The balloon was shot down by the US the same day, angering China.

It was described as "a clear overreaction" and "unacceptable and irresponsible" by Mao Ning, a spokeswoman for the foreign ministry.

"The US does not own the airship. When asked if China had asked for the balloon's remains to be returned, she replied, "It belongs to China.

A formal complaint was made by officials to the US embassy in Beijing.

Chinese nationalists blasted the US indignantly online. The US "had to end" the situation with a missile, according to prominent commentator and former editor-in-chief of Global Times Hu Xijin, because Americans "aren't able to treat an accident by seeking truth from facts, instead they had to politicalize it.".

Chinese authorities also acknowledged ownership of a second balloon that was seen drifting over Latin America at the same time.

In the absence of information regarding the balloon's civilian origins, there was hysterical speculation on the Chinese internet about who exactly had launched the balloon.

A local business, ChemChina Zhuzhou Rubber Research and Design Institute, was recently mentioned in news articles as one of China's major manufacturers of high-altitude balloons, which attracted a lot of attention.

A state-owned company's subsidiary, ChemChina Zhuzhou, was allegedly the manufacturer of the balloon, according to some bloggers. However, there is no proof connecting the business to the airship.

On Sunday, The Paper reported that an unidentified object was allegedly flying off the coast of the eastern Shandong province, which added to the confusion.

It claimed that local fishermen had received a warning from fisheries officials that Chinese authorities were getting ready to shoot down the object. .

Some Chinese media outlets reprinted the report, but the government agencies and state media said nothing. Nevertheless, it caused a social media frenzy, with some accounts even live-streaming satellite images over the region.

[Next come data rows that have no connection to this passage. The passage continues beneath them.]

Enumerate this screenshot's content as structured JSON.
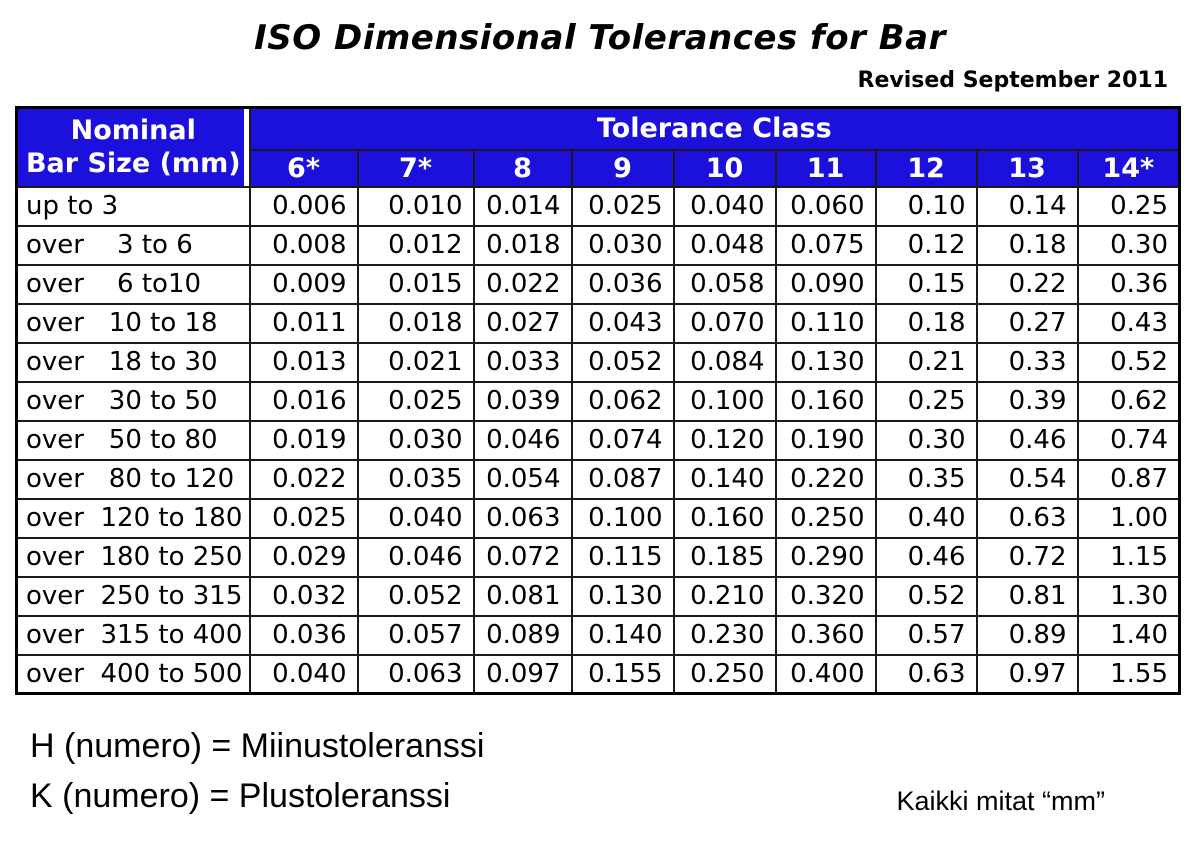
{
  "page": {
    "title": "ISO Dimensional Tolerances for Bar",
    "revision_note": "Revised September 2011"
  },
  "table": {
    "corner_header": "Nominal\nBar Size (mm)",
    "group_header": "Tolerance Class",
    "class_headers": [
      "6*",
      "7*",
      "8",
      "9",
      "10",
      "11",
      "12",
      "13",
      "14*"
    ],
    "rows": [
      {
        "label": "up to 3",
        "values": [
          "0.006",
          "0.010",
          "0.014",
          "0.025",
          "0.040",
          "0.060",
          "0.10",
          "0.14",
          "0.25"
        ]
      },
      {
        "label": "over    3 to 6",
        "values": [
          "0.008",
          "0.012",
          "0.018",
          "0.030",
          "0.048",
          "0.075",
          "0.12",
          "0.18",
          "0.30"
        ]
      },
      {
        "label": "over    6 to10",
        "values": [
          "0.009",
          "0.015",
          "0.022",
          "0.036",
          "0.058",
          "0.090",
          "0.15",
          "0.22",
          "0.36"
        ]
      },
      {
        "label": "over   10 to 18",
        "values": [
          "0.011",
          "0.018",
          "0.027",
          "0.043",
          "0.070",
          "0.110",
          "0.18",
          "0.27",
          "0.43"
        ]
      },
      {
        "label": "over   18 to 30",
        "values": [
          "0.013",
          "0.021",
          "0.033",
          "0.052",
          "0.084",
          "0.130",
          "0.21",
          "0.33",
          "0.52"
        ]
      },
      {
        "label": "over   30 to 50",
        "values": [
          "0.016",
          "0.025",
          "0.039",
          "0.062",
          "0.100",
          "0.160",
          "0.25",
          "0.39",
          "0.62"
        ]
      },
      {
        "label": "over   50 to 80",
        "values": [
          "0.019",
          "0.030",
          "0.046",
          "0.074",
          "0.120",
          "0.190",
          "0.30",
          "0.46",
          "0.74"
        ]
      },
      {
        "label": "over   80 to 120",
        "values": [
          "0.022",
          "0.035",
          "0.054",
          "0.087",
          "0.140",
          "0.220",
          "0.35",
          "0.54",
          "0.87"
        ]
      },
      {
        "label": "over  120 to 180",
        "values": [
          "0.025",
          "0.040",
          "0.063",
          "0.100",
          "0.160",
          "0.250",
          "0.40",
          "0.63",
          "1.00"
        ]
      },
      {
        "label": "over  180 to 250",
        "values": [
          "0.029",
          "0.046",
          "0.072",
          "0.115",
          "0.185",
          "0.290",
          "0.46",
          "0.72",
          "1.15"
        ]
      },
      {
        "label": "over  250 to 315",
        "values": [
          "0.032",
          "0.052",
          "0.081",
          "0.130",
          "0.210",
          "0.320",
          "0.52",
          "0.81",
          "1.30"
        ]
      },
      {
        "label": "over  315 to 400",
        "values": [
          "0.036",
          "0.057",
          "0.089",
          "0.140",
          "0.230",
          "0.360",
          "0.57",
          "0.89",
          "1.40"
        ]
      },
      {
        "label": "over  400 to 500",
        "values": [
          "0.040",
          "0.063",
          "0.097",
          "0.155",
          "0.250",
          "0.400",
          "0.63",
          "0.97",
          "1.55"
        ]
      }
    ]
  },
  "legend": {
    "line1": "H (numero) = Miinustoleranssi",
    "line2": "K (numero) = Plustoleranssi",
    "units_note": "Kaikki mitat “mm”"
  },
  "colors": {
    "header_blue": "#1c10dd",
    "header_text": "#ffffff",
    "grid_line": "#1a1a1a"
  }
}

However, some people responded online with skepticism and questioned whether it was true, wondering why the news hadn't been announced on more official channels.

The Chinese government made a new allegation on Monday, claiming that US balloons had violated their airspace at least ten times in the previous year.

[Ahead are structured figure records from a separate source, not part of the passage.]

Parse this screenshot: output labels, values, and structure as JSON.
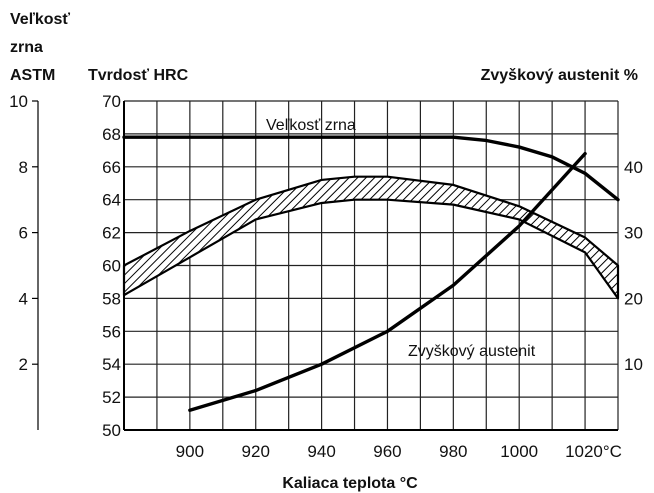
{
  "chart_data": {
    "type": "line",
    "axes": {
      "grain_size": {
        "label_lines": [
          "Veľkosť",
          "zrna",
          "ASTM"
        ],
        "range": [
          0,
          10
        ],
        "ticks": [
          2,
          4,
          6,
          8,
          10
        ]
      },
      "hardness": {
        "label": "Tvrdosť HRC",
        "range": [
          50,
          70
        ],
        "ticks": [
          50,
          52,
          54,
          56,
          58,
          60,
          62,
          64,
          66,
          68,
          70
        ]
      },
      "retained_austenite": {
        "label": "Zvyškový austenit %",
        "range": [
          0,
          50
        ],
        "ticks": [
          10,
          20,
          30,
          40
        ]
      },
      "x": {
        "label": "Kaliaca teplota °C",
        "range": [
          880,
          1030
        ],
        "ticks": [
          900,
          920,
          940,
          960,
          980,
          1000,
          1020
        ],
        "tick_labels": [
          "900",
          "920",
          "940",
          "960",
          "980",
          "1000",
          "1020°C"
        ]
      }
    },
    "series": [
      {
        "name": "Veľkosť zrna",
        "axis": "grain_size",
        "color": "#000000",
        "x": [
          880,
          900,
          920,
          940,
          960,
          980,
          990,
          1000,
          1010,
          1020,
          1030
        ],
        "y": [
          8.9,
          8.9,
          8.9,
          8.9,
          8.9,
          8.9,
          8.8,
          8.6,
          8.3,
          7.8,
          7.0
        ]
      },
      {
        "name": "Zvyškový austenit",
        "axis": "retained_austenite",
        "color": "#000000",
        "x": [
          900,
          920,
          940,
          960,
          980,
          1000,
          1020
        ],
        "y": [
          3,
          6,
          10,
          15,
          22,
          31,
          42
        ]
      }
    ],
    "hardness_band": {
      "axis": "hardness",
      "x": [
        880,
        900,
        920,
        940,
        950,
        960,
        980,
        1000,
        1020,
        1030
      ],
      "upper": [
        60.0,
        62.1,
        64.0,
        65.2,
        65.4,
        65.4,
        64.9,
        63.6,
        61.7,
        60.0
      ],
      "lower": [
        58.2,
        60.5,
        62.8,
        63.8,
        64.0,
        64.0,
        63.7,
        62.8,
        60.8,
        58.0
      ]
    },
    "annotations": [
      "Veľkosť zrna",
      "Zvyškový austenit"
    ],
    "grid": true
  }
}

Instead of defaming and accusing China, the US side should first start over and engage in some self-reflection, according to a spokesman for the Chinese foreign ministry.

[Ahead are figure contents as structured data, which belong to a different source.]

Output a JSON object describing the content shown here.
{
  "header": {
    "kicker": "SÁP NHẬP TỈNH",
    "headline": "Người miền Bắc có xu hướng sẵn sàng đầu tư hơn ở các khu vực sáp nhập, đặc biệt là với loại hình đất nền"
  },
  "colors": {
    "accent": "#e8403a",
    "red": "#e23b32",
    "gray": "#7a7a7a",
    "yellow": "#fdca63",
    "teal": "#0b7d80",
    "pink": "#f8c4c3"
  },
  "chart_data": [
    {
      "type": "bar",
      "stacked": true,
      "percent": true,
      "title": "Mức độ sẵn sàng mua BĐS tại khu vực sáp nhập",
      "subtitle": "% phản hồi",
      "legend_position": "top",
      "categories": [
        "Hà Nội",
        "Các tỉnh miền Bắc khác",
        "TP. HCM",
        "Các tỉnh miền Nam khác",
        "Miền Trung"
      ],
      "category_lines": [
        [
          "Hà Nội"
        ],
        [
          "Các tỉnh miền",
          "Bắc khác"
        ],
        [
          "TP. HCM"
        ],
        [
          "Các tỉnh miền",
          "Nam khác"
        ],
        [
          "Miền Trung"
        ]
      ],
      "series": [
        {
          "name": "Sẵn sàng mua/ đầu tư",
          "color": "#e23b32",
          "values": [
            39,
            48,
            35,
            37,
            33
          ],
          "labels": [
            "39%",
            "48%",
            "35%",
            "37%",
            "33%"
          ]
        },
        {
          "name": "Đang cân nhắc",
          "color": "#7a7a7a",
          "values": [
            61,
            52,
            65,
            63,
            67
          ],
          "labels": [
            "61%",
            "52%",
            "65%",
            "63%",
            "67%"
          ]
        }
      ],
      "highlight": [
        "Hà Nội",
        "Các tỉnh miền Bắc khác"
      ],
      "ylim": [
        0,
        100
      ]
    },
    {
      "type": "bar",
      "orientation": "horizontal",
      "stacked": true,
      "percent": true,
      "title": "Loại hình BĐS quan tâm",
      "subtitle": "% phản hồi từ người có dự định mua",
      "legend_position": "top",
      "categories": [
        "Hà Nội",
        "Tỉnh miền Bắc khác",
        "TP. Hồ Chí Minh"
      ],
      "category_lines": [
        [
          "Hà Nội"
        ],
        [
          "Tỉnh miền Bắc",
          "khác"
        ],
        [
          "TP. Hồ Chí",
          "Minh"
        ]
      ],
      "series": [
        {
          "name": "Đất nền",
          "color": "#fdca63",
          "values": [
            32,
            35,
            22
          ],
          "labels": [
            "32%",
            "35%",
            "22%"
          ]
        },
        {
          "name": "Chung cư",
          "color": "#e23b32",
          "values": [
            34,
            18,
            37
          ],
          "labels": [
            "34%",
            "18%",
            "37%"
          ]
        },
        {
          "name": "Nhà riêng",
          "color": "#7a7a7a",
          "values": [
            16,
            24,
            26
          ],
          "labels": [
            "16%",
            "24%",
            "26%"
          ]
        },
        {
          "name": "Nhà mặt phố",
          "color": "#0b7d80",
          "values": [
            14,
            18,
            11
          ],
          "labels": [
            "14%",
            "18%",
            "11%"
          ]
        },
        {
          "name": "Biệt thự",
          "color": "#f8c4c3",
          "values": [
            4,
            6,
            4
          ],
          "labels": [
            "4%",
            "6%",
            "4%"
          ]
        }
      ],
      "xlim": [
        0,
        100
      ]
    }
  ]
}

The US has refuted the charge.

State media has started concentrating on a different story at the same time: an Ohio train carrying hazardous materials derailed.

Although the incident occurred in early February, Chinese news outlets are now giving the subject significant attention, citing reports from US media. To avoid contamination, authorities have carried out a controlled release of hazardous chemicals from the train.

Since then, it has gained a lot of attention on social media. Since the weekend, the Ohio train hashtag has been viewed up to 690 million times on Weibo, China's version of Twitter, with more than 40 hashtags being created around the subject.

In addition to anger over the relative lack of coverage given to the train incident in US media compared to the balloon incident, many Chinese internet users expressed concern that the incident would escalate into a global environmental crisis.

A post that has been liked almost 3,000 times states, "Turns out the Wandering Balloon was being used to take the heat for Ohio."